Pedestrians, rejoice! Bicylists soon will face much higher fines for violating District of Columbia traffic laws -- if the police, by extending their ceusade against jaywalkers and red-light runners, will get around to an overdue crackdown on biking violations.
The D.C. Public Works Department, which now has jurisdiction over transportation, has served notice that by mid-May it will raise the present flat $5 fine for all biking violations to either $10 or $25. At that, for many violations, bikers will be getting off cheap. We'll get to that later.
Fines of $10 will be imposed for such violations as failure to register a bike or operating an unregistered bike, carrying oversized items that prevent the operator from keeping at least one hand on a handlebar, or improper parking of a bike.

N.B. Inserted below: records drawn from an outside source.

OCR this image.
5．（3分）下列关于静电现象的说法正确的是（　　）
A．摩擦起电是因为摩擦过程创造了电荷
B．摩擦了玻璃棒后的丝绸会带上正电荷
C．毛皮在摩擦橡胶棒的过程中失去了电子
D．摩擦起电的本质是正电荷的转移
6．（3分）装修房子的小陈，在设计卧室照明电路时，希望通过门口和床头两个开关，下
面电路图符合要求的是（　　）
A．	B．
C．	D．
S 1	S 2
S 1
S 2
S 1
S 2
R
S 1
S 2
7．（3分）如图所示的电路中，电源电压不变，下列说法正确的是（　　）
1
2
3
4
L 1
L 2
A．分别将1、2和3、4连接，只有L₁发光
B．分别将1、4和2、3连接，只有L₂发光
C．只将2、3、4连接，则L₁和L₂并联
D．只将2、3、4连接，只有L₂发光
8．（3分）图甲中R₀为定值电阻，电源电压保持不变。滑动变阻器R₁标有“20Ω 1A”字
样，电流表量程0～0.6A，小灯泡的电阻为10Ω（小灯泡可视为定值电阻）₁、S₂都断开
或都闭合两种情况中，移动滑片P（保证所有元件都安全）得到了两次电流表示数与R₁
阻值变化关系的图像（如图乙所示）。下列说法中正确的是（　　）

Most moving violations will cost $25 -- hazardous driving, failure to yield right of way, excessive speed, blowing a whistle in order to warn off legally crossing pedestrians while cutting through a crosswalk, traveling on the sidewalk in the downtown and certain other neighborhoods and failure to obey a traffic signal. (By my informal count, two bikers were seen in the past month or so stopping at downtown traffic lights, while literally dozens barreled through them.)
If bikers were treated equally with automobile drivers, which seems only fair, running a red light would cost $75 and driving the wrong way on a one-way street would cost $50. If enforced, the laws against these would produce a bonanza for the city.